The River Great Ouse Viaduct stretches for half a mile and, when it is open to traffic, will take the new A14 over the river and the East Coast Mainline Railway. It is part of a brand new 17-mile bypass that is being built to the south of Huntingdon away from the existing A14 and will link together the other four miles of the A14 being transformed in Britain’s biggest road upgrade.
The £1.5 billion scheme will transform journeys on one of the East of England’s most vital roads, and the completion of the viaduct is the latest piece of the puzzle to be put in place.
Now, Highways England is sharing a time-lapse video showing the work that has gone into creating the huge bridge since it began in November 2016.
Willie McCormick, Construction Director for the A14 Cambridge to Huntingdon improvement scheme on behalf of Highways England, said:
“This viaduct over the River Great Ouse, south of Huntingdon, is by far the biggest bridge on our 21-mile project. It’s taken over 18 months to build, and covers 747 metres to carry drivers over the river and floodplain – yet when it opens to traffic in 2020, drivers will cross it in less than 30 seconds.
“Our hardworking team is building 34 new bridges and structures as part of this epic project to deliver a new and improved A14 between Cambridge and Huntingdon for the 85,000 vehicles a day who drive it. We’ve already opened nine of these to traffic, but around three quarters of the work we are doing is off the existing road network and unseen to drivers.
“We have up to 2,700 staff working on the A14 most days, and it has been remarkable to see this new road emerge as we have moved earth and delivered a wide array of structures. We’re over half way through delivering the new A14, and this video will show people the hard work that is being done that they can’t see, and understand just how much has been done since work began in November 2016.”

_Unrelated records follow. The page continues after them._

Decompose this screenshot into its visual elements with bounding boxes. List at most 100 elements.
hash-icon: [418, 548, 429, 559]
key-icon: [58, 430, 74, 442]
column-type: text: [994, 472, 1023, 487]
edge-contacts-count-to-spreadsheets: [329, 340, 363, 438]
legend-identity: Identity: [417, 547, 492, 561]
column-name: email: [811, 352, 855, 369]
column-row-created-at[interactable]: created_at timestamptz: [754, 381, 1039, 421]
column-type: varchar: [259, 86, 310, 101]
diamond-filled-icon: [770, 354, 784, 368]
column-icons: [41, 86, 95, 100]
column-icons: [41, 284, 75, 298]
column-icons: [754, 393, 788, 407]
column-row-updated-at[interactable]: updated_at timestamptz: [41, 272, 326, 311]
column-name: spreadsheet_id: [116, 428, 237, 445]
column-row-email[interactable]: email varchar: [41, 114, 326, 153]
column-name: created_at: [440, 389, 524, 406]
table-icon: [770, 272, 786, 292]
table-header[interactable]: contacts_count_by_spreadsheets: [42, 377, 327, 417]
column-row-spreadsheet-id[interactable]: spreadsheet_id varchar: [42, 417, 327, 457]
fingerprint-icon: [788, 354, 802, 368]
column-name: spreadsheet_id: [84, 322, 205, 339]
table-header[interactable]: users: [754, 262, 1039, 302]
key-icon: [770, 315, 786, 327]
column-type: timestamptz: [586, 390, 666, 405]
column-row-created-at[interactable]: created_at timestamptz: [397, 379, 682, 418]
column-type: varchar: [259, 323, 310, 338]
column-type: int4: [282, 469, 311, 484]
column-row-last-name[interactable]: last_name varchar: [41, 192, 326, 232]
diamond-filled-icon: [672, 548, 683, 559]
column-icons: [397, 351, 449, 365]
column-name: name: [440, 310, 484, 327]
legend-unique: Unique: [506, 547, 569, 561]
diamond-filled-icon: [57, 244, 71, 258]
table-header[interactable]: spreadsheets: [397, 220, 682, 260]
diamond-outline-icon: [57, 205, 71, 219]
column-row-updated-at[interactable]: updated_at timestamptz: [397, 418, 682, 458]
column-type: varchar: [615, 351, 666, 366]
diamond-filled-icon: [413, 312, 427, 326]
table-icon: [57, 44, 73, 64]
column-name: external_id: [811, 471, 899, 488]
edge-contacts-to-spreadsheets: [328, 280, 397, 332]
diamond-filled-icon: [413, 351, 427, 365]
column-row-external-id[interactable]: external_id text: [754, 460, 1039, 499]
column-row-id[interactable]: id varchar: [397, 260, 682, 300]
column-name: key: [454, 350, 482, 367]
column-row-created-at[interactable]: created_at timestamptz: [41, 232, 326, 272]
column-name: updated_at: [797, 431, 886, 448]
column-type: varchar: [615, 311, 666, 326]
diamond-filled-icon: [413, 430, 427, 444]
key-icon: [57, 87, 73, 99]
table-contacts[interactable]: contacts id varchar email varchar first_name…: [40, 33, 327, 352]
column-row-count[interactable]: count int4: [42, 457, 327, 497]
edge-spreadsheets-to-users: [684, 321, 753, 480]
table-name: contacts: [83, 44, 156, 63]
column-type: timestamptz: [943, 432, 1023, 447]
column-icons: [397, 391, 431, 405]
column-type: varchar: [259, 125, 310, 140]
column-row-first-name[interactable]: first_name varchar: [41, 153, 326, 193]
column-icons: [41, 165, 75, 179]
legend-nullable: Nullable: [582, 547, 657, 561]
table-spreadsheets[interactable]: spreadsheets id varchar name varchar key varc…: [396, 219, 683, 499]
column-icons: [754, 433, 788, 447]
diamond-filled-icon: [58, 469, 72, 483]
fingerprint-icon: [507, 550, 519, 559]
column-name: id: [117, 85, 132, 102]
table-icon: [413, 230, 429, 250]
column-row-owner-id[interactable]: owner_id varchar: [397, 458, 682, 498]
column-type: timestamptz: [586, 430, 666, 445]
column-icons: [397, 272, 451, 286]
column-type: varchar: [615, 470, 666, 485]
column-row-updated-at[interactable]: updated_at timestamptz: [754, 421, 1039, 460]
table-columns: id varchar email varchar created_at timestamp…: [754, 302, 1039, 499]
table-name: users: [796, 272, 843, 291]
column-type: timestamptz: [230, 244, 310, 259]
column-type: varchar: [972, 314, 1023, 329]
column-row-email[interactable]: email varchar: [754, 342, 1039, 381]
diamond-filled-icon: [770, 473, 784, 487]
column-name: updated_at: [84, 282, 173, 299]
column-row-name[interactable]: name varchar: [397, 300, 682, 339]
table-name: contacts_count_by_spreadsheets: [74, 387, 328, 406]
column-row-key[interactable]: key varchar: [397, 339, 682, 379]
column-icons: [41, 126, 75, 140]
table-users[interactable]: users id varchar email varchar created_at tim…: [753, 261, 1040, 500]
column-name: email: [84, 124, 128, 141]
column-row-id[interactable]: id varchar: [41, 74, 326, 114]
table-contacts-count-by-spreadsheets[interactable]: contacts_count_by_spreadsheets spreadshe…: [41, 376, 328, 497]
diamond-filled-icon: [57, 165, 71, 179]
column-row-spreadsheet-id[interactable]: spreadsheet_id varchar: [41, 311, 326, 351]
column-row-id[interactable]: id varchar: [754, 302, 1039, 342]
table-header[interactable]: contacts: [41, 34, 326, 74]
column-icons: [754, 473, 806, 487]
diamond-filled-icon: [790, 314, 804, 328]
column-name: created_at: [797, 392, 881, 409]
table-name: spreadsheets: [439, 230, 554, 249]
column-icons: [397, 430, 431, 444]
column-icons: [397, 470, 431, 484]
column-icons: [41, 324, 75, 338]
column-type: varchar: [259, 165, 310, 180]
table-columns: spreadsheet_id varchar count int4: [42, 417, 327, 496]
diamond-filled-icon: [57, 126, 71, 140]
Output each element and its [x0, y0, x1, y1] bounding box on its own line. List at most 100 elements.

Some 64 pillars are needed to carry the viaduct over the River Ouse floodplain, each around two metres wide and embedded up to 30 metres in the ground. The pillars support the 17 spans of steel beams and concrete slabs which form the bridge deck. When the new A14 fully opens by December 2020, the bridge will help to reduce journey times on the road by up to 20 minutes.

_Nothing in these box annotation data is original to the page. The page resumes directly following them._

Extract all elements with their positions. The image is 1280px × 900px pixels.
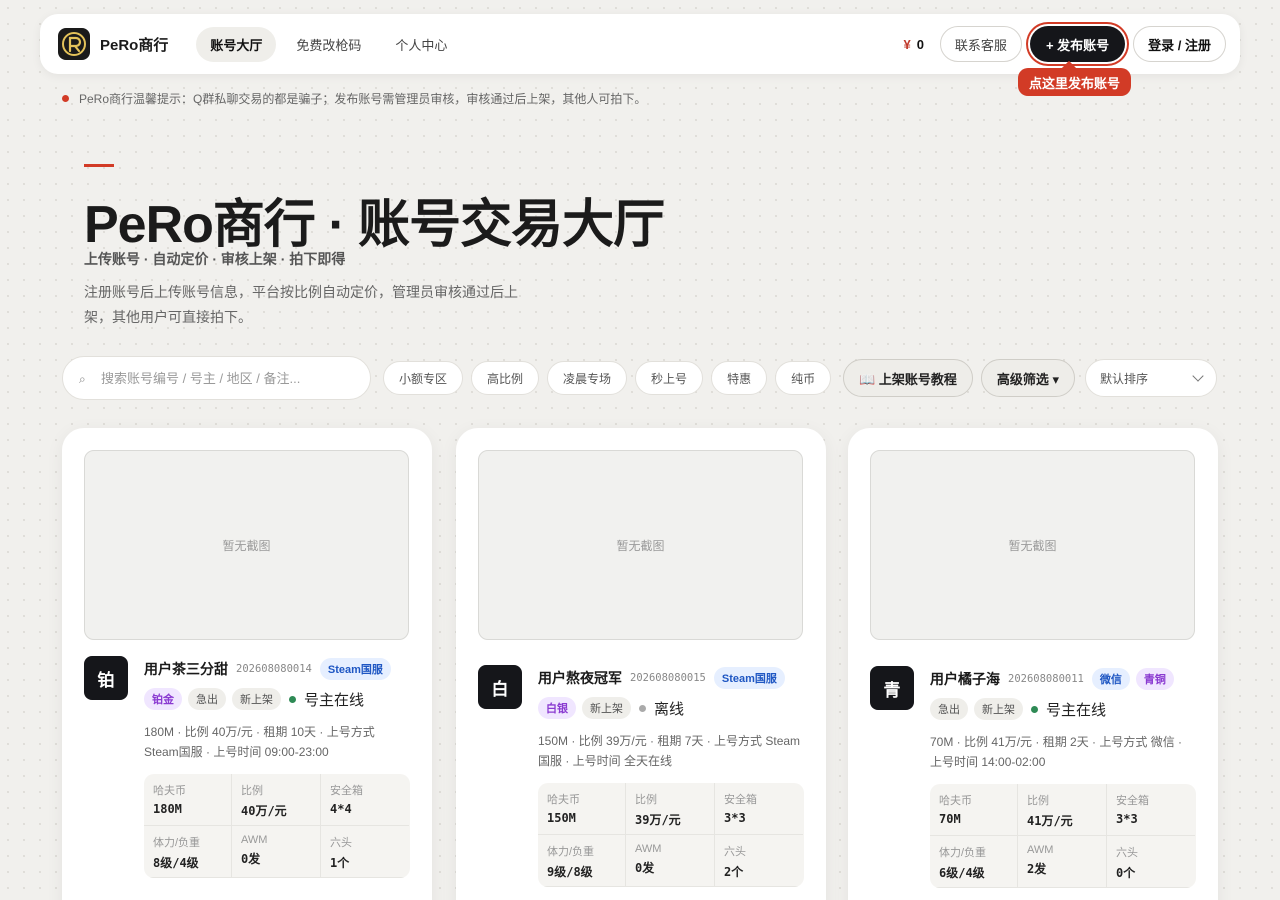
stat-cell: 比例 40万/元: [232, 774, 321, 826]
screenshot-placeholder: 暂无截图: [870, 450, 1195, 640]
login-register-button[interactable]: 登录 / 注册: [1133, 26, 1226, 62]
status-dot-icon: [289, 695, 296, 703]
search-icon: ⌕: [79, 372, 86, 386]
yen-icon: ¥: [903, 36, 911, 52]
chip-small-amount[interactable]: 小额专区: [383, 361, 464, 395]
filter-bar: ⌕ 小额专区 高比例 凌晨专场 秒上号 特惠 纯币 📖 上架账号教程 高级筛选 …: [62, 356, 1218, 400]
tutorial-button[interactable]: 📖 上架账号教程: [843, 359, 973, 397]
status-badge: 号主在线: [1031, 699, 1106, 720]
nav-link-profile[interactable]: 个人中心: [381, 27, 461, 62]
screenshot-placeholder: 暂无截图: [84, 450, 409, 640]
screenshot-placeholder: 暂无截图: [478, 450, 803, 640]
notice-bar: PeRo商行温馨提示：Q群私聊交易的都是骗子；发布账号需管理员审核，审核通过后上…: [62, 90, 646, 107]
account-id: 202608080014: [236, 663, 312, 675]
chevron-down-icon: [1192, 370, 1204, 382]
rank-badge: 青: [870, 666, 914, 710]
new-tag: 新上架: [232, 688, 281, 710]
stat-cell: 比例 41万/元: [1018, 784, 1107, 836]
hero-subtitle: 上传账号 · 自动定价 · 审核上架 · 拍下即得: [84, 251, 346, 267]
nav-link-account-hall[interactable]: 账号大厅: [196, 26, 277, 62]
hero-description: 注册账号后上传账号信息，平台按比例自动定价，管理员审核通过后上架，其他用户可直接…: [84, 284, 518, 325]
stat-cell: 体力/负重 9级/8级: [538, 835, 626, 887]
stat-cell: 哈夫币 180M: [144, 774, 232, 826]
account-card[interactable]: 暂无截图 白 用户熬夜冠军 202608080015 Steam国服 白银 新上…: [456, 428, 826, 900]
rank-tag: 青铜: [1135, 668, 1174, 690]
account-id: 202608080015: [630, 672, 706, 684]
status-dot-icon: [1031, 705, 1038, 713]
platform-tag: 微信: [1091, 668, 1130, 690]
status-badge: 离线: [639, 698, 684, 719]
account-card[interactable]: 暂无截图 青 用户橘子海 202608080011 微信 青铜 急出 新上架 号…: [848, 428, 1218, 900]
stats-grid: 哈夫币 150M 比例 39万/元 安全箱 3*3 体力/负重 9级/8级 AWM 0发 …: [538, 783, 804, 887]
notice-dot-icon: [62, 95, 69, 102]
sort-select[interactable]: 默认排序: [1085, 359, 1218, 397]
rank-badge: 铂: [84, 656, 128, 700]
stats-grid: 哈夫币 180M 比例 40万/元 安全箱 4*4 体力/负重 8级/4级 AWM 0发 …: [144, 774, 410, 878]
support-button[interactable]: 联系客服: [939, 26, 1022, 62]
account-description: 70M · 比例 41万/元 · 租期 2天 · 上号方式 微信 · 上号时间 …: [930, 735, 1183, 769]
stat-cell: 六头 1个: [321, 826, 409, 878]
stat-cell: 安全箱 3*3: [715, 783, 803, 835]
top-nav: PeRo商行 账号大厅 免费改枪码 个人中心 ¥0 联系客服 + 发布账号 登录…: [40, 14, 1240, 74]
stat-cell: 安全箱 4*4: [321, 774, 409, 826]
page-title: PeRo商行 · 账号交易大厅: [84, 196, 665, 254]
brand-name[interactable]: PeRo商行: [100, 34, 168, 55]
stat-cell: 六头 2个: [715, 835, 803, 887]
rank-badge: 白: [478, 665, 522, 709]
stat-cell: 比例 39万/元: [626, 783, 715, 835]
status-dot-icon: [639, 704, 646, 712]
status-badge: 号主在线: [289, 689, 364, 710]
notice-text: PeRo商行温馨提示：Q群私聊交易的都是骗子；发布账号需管理员审核，审核通过后上…: [79, 92, 647, 106]
account-id: 202608080011: [1008, 673, 1084, 685]
publish-account-button[interactable]: + 发布账号: [1029, 26, 1126, 62]
stat-cell: 体力/负重 8级/4级: [144, 826, 232, 878]
publish-tooltip: 点这里发布账号: [1018, 68, 1132, 96]
stat-cell: 安全箱 3*3: [1107, 784, 1195, 836]
rank-tag: 白银: [538, 697, 576, 719]
search-box[interactable]: ⌕: [62, 356, 371, 400]
stat-cell: 哈夫币 70M: [930, 784, 1018, 836]
chip-instant-login[interactable]: 秒上号: [635, 361, 704, 395]
sort-value: 默认排序: [1100, 371, 1149, 386]
stat-cell: AWM 0发: [626, 835, 715, 887]
account-card[interactable]: 暂无截图 铂 用户茶三分甜 202608080014 Steam国服 铂金 急出…: [62, 428, 432, 900]
chip-late-night[interactable]: 凌晨专场: [547, 361, 628, 395]
balance-display: ¥0: [903, 37, 923, 52]
seller-name[interactable]: 用户橘子海: [930, 669, 1000, 689]
new-tag: 新上架: [582, 697, 631, 719]
stat-cell: 哈夫币 150M: [538, 783, 626, 835]
new-tag: 新上架: [974, 698, 1023, 720]
balance-value: 0: [916, 36, 924, 52]
platform-tag: Steam国服: [713, 667, 785, 689]
hero-accent-bar: [84, 164, 114, 167]
chip-pure-coin[interactable]: 纯币: [775, 361, 832, 395]
account-description: 180M · 比例 40万/元 · 租期 10天 · 上号方式 Steam国服 …: [144, 725, 375, 759]
seller-name[interactable]: 用户茶三分甜: [144, 659, 228, 679]
stat-cell: 六头 0个: [1107, 836, 1195, 888]
rank-tag: 铂金: [144, 688, 182, 710]
chip-high-ratio[interactable]: 高比例: [471, 361, 540, 395]
stat-cell: 体力/负重 6级/4级: [930, 836, 1018, 888]
stat-cell: AWM 2发: [1018, 836, 1107, 888]
search-input[interactable]: [101, 370, 341, 386]
chip-discount[interactable]: 特惠: [711, 361, 768, 395]
nav-link-gun-code[interactable]: 免费改枪码: [282, 27, 375, 62]
urgent-tag: 急出: [188, 688, 226, 710]
stat-cell: AWM 0发: [232, 826, 321, 878]
stats-grid: 哈夫币 70M 比例 41万/元 安全箱 3*3 体力/负重 6级/4级 AWM 2发 六…: [930, 784, 1196, 888]
account-description: 150M · 比例 39万/元 · 租期 7天 · 上号方式 Steam国服 ·…: [538, 734, 801, 768]
urgent-tag: 急出: [930, 698, 968, 720]
brand-logo-icon[interactable]: [58, 28, 90, 60]
platform-tag: Steam国服: [319, 658, 391, 680]
seller-name[interactable]: 用户熬夜冠军: [538, 668, 622, 688]
advanced-filter-button[interactable]: 高级筛选 ▾: [980, 359, 1076, 397]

Highways England is upgrading a 21-mile stretch of the A14 between Cambridge and Huntingdon to three lanes in each direction including a brand new 17-mile bypass south of Huntingdon, with four lanes in each direction between Bar Hill and Girton. The River Great Ouse Viaduct is one of 34 main bridges and structures on the project. Once the new road is open to traffic, it will add capacity, boost the local and national economy and cut up to 20 minutes off drivers’ journeys.
Innovative working by in an on-site prefabrication yard has helped the team complete the viaduct structural work for £4 million less than anticipated by using more traditional methods, while also making it safer for the workforce with less time spent working at height.
Main construction on a project to upgrade 21 miles of the A14 between Cambridge and Huntingdon started on Monday 28 November 2016 and is on target to be opened to traffic by December 2020.
Since work started, more than eight million working hours have gone into the project, and eight million cubic metres of earthworks have been moved across the site – equivalent to more than three Great Pyramids of Giza. Nine new bridges and structures opened to traffic last year and construction is well underway on 25 more. Along the way, the project team has started delivering extensive protection for the environment and uncovered astonishing archaeological finds which shine new light on thousands of years of history.
It is being delivered as part of the Government’s £15 billion Road Investment Strategy, the biggest programme or road improvements since the 1970s. Last week, Highways England announced the proposed route for major improvements to the Black Cat Roundabout and a new 10-mile dual carriageway linking Cambridgeshire and Bedfordshire, while a consultation into plans for a multi-billion pound Lower Thames Crossing attracted a record number of responses at the end of 2018.